All for Gaza ceasefire, but EFF motion to cut ties with Israel may be a step too far for ANC
International Relations Deputy Minister Candith Maseko-Dlamini agreed that calls for the Israeli embassy’s closure ‘have merit’, while fellow ANC MP Hope Papo said the EFF motion had to be amended to succeed. After a heated debate, the ANC has until Tuesday’s vote to settle its party line.
The thing about Parliament is that it comes with its own rules, processes and practices that put the spoke in political spin.
No decision was scheduled following Thursday’s parliamentary debate on the EFF motion calling upon “the government to close the Israeli Embassy in South Africa and suspend all diplomatic relations with Israel”.

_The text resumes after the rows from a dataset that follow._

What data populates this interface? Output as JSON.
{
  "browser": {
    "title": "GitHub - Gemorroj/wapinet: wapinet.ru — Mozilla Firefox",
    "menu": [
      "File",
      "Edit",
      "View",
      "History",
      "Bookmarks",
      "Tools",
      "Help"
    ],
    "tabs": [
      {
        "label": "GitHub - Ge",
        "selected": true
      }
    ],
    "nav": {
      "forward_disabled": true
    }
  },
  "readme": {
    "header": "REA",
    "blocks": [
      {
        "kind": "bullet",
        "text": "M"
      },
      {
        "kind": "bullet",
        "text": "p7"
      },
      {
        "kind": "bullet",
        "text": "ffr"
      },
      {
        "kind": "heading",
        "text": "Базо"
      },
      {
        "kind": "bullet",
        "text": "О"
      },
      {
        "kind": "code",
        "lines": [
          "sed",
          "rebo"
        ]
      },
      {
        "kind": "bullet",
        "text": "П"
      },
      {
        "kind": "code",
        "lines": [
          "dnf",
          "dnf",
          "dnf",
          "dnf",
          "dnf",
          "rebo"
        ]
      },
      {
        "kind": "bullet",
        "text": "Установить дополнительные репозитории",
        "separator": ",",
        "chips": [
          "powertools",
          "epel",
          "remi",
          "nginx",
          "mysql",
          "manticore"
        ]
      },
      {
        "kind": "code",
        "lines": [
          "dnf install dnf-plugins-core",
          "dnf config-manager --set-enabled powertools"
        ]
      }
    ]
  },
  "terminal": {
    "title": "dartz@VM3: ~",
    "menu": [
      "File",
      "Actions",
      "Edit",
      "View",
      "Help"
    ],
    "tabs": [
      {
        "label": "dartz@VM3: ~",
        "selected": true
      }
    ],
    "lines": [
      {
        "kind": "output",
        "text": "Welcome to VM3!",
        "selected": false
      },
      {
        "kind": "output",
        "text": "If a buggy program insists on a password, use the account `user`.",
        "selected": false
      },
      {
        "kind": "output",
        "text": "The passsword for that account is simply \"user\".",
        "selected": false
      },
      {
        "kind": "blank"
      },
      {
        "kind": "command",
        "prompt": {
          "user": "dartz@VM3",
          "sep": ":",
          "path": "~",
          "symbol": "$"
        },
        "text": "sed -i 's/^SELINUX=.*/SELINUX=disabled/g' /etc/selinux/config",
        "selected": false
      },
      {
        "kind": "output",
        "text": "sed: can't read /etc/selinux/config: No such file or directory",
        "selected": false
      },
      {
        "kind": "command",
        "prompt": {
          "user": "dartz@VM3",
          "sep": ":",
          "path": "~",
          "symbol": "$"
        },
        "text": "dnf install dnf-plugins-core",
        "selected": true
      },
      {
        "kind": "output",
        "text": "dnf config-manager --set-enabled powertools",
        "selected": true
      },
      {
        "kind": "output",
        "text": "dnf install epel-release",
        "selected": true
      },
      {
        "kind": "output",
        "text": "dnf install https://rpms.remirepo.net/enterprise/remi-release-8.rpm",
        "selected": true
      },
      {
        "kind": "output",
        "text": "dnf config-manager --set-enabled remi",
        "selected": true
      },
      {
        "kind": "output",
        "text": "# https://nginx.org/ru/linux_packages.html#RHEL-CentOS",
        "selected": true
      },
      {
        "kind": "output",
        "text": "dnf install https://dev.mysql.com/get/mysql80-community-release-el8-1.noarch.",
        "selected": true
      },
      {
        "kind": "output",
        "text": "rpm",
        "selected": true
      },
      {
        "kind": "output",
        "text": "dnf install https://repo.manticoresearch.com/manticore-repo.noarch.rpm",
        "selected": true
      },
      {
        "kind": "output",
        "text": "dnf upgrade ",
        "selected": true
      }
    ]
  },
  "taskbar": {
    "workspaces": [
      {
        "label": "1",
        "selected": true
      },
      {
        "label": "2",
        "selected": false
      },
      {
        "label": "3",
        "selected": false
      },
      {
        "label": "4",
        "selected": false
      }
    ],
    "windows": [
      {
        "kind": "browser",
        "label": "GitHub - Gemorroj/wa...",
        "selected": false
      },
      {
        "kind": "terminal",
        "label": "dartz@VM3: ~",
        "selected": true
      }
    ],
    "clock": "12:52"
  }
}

That vote will only come in a full sitting of the House on Tuesday, 21 November.
But these parliamentary niceties give the governing ANC the weekend to finalise what International Relations Deputy Minister Candith Mashego-Dlamini on Thursday described as engagements and discussions.
“Our government is in discussions on the matter of closing the Israeli embassy in Pretoria and we’ll need to take into consideration that it may affect our diplomatic presence in Palestine.
“The demands from South Africans for the closure of the Israeli embassy in Pretoria have merit…” said Mashego-Dlamini.
“(T)he government is engaging all relevant stakeholders regarding our diplomatic relations with Israel, given the war crimes and genocide we are witnessing in Gaza.”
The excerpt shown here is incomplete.